O assunto, concordaremos, não diz respeito apenas à classe dos jornalistas. Como se
referia na mensagem conjunta do secretário-geral da ONU, da alta comissária para os
Direitos Humanos e do director-geral da UNESCO, a propósito deste Dia Mundial, "cada
vez que um jornalista é morto ou atacado, a sociedade no seu todo sofre um profundo
ferimento", pois "sempre que um / uma jornalista é alvo de violência,
intimidação ou detenção arbitrária por causa do seu emprenhamento na busca da
verdade, todos os cidadãos são desapossados do direito a pensar e a agir de acordo com a
sua consciência". Nesse sentido, "a liberdade de imprensa é uma pedra angular
dos direitos humanos e um garante das outras liberdades".

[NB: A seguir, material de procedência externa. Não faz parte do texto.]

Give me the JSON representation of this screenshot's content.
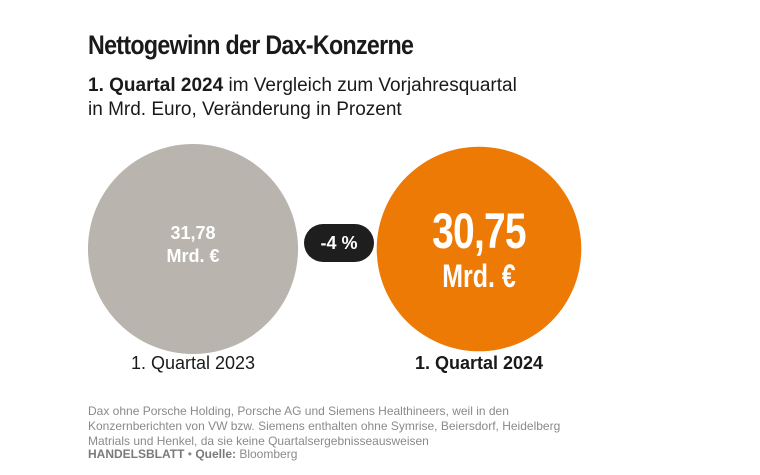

Os diversos textos alusivos a esta efeméride recordam que se encerra agora um século
durante o qual muito se trabalhou, e muito foi necessário trabalhar, em prol da sempre
tão ameaçada liberdade de imprensa. A história guardará, destes últimos cem anos,
demasiados períodos negros de guerras, de atrocidades, de ditaduras, de fascismos, de
regimes autoritários - e que, independentemente de pertenças político-ideológicas,
sempre tiveram em comum, na sua primeira linha de prioridades, cercear os direitos à
livre informação e à livre expressão. Nisso, de resto, alicerçando a sua condução
da coisa pública, expurgada (e entende-se bem porquê...) de vozes dissonantes, de
crítica, de denúncia, de livre circulação de ideias ou de propostas alternativas. Em
muitos desses períodos negros - que, lamentavelmente, em tanto sítio deste mundo ainda
são tudo menos passado -, ser jornalista foi um enorme risco. Muita gente pagou com a
vida ou com terríveis sofrimentos o facto de, nas próprias alturas e até hoje, todos
nós podermos saber o que se ia passando. E, ao receber informação, também fomos
podendo pensar, tomar posição, agir nos nossos próprios campos de actuação, e fazer a
nossa parte do caminho para um mundo mais civilizado, mais democrático, mais habitável,
mais livre. O tal caminho em tanto lugar inacabado.
Registe-se, a propósito, a coincidência feliz de, nesta mesma semana, terem sido
anunciados os prémios Gazeta de Jornalismo, atribuídos aos quatro repórteres
portugueses que se mantiveram em Timor-Leste durante o período mais duro e mais perigoso
da resistência à agressão indonésia. Durante muitos dias, nos meios de comunicação
para que trabalhavam mas também em todos os outros a que generosamente deram a sua
colaboração, fosse dia ou fosse noite, pudemos testemunhar o modo como se entregaram ao
trabalho, apesar dos constantes riscos, num autêntico serviço público que cumpriu um
dos objectivos mais nobres desta missão de informar: trabalhar pela preservação da
dignidade da pessoa humana e pelo respeito dos seus mais elementares direitos.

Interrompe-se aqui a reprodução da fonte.